SYDNEY, AUSTRALIA - JULY 28: Sam Burgess of the Rabbitohs makes his point to referee Peter Gough during the round 20 NRL match between the South Sydney Rabbitohs and the Parramatta Eels at ANZ Stadium on July 28, 2018 in Sydney, Australia. (Photo by Mark Kolbe/Getty Images)

Officiating is undoubtedly a thankless task. Sadly, it has also become a dangerous one for some.

Stories of aggressive and intimidating behaviour towards officials at junior sporting venues is abhorrent and the perpetrators are best removed from the game permanently.

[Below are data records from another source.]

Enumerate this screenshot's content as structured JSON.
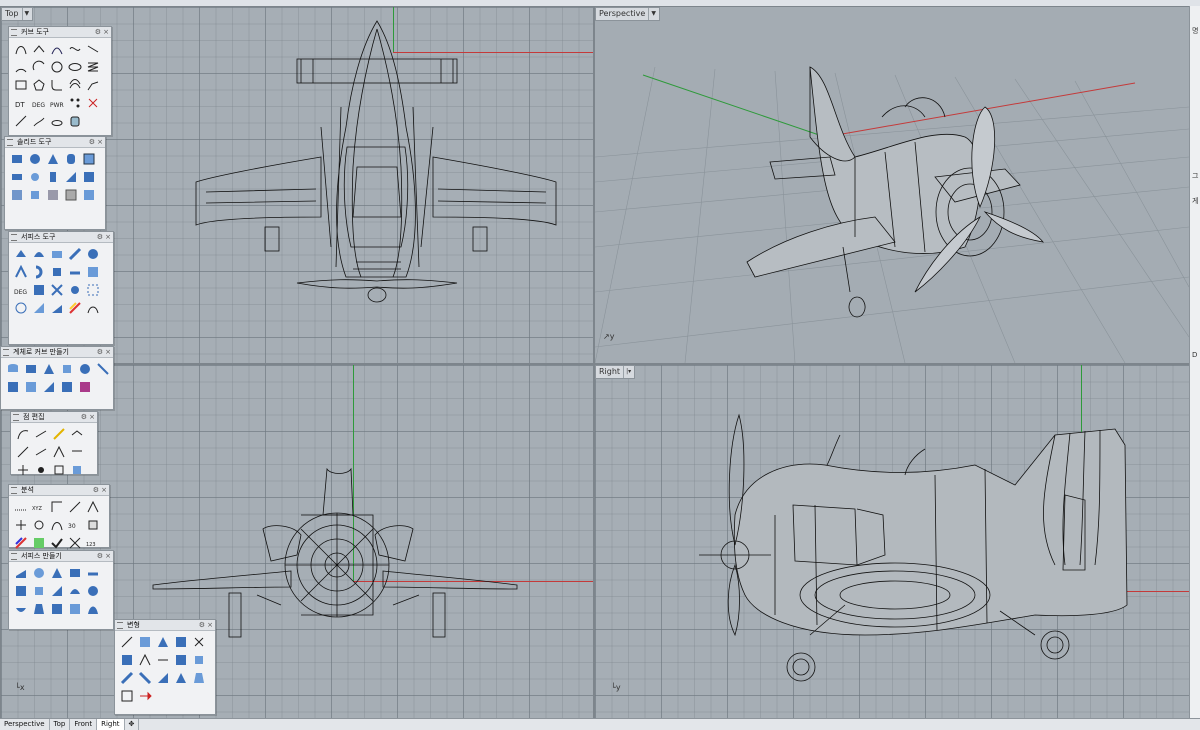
{
  "viewports": {
    "top": {
      "label": "Top"
    },
    "perspective": {
      "label": "Perspective"
    },
    "front": {
      "label": ""
    },
    "right": {
      "label": "Right"
    }
  },
  "panels": [
    {
      "title": "커브 도구"
    },
    {
      "title": "솔리드 도구"
    },
    {
      "title": "서피스 도구"
    },
    {
      "title": "계체로 커브 만들기"
    },
    {
      "title": "점 편집"
    },
    {
      "title": "분석"
    },
    {
      "title": "서피스 만들기"
    },
    {
      "title": "변형"
    }
  ],
  "tabs": [
    "Perspective",
    "Top",
    "Front",
    "Right"
  ],
  "active_tab": "Right",
  "tab_add_icon": "plus-icon",
  "colors": {
    "viewport_bg": "#a6aeb5",
    "x_axis": "#c43a3a",
    "y_axis": "#2e9a3a",
    "wireframe": "#111111"
  },
  "right_panel_labels": [
    "명",
    "그",
    "게",
    "D"
  ]
}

Listening to some of the vitriol that emanates from the mouths of fans at professional sporting events, it is no surprise that a few small minded buffoons mirror it and lose their cool on local sporting fields.

Rugby league generally presents an extremely safe environment for all involved, yet is never immune from a potential over-stepping of the mark when it comes to criticism of referees.

Despite the infrequency of incidents, we have seen NRL officials insulted, disrespected and abused by players. Occasionally, fans have become offensive in their expressions of dissatisfaction and social media allows people to launch tirades of insult from beneath a cloak of anonymity, one that builds the confidence of cowards behind keyboards.

Thankfully, there is still a general respect for NRL officials; held by those able to see beyond the inevitable errors and inconsistencies.

Yet are the frustrations of fans justified? Certainly, any poor behaviour at venues should be punished and never condoned or accepted, yet is the NRL doing enough to ensure an appropriate level of consistency and transparency in the relationship between the referees and the fans?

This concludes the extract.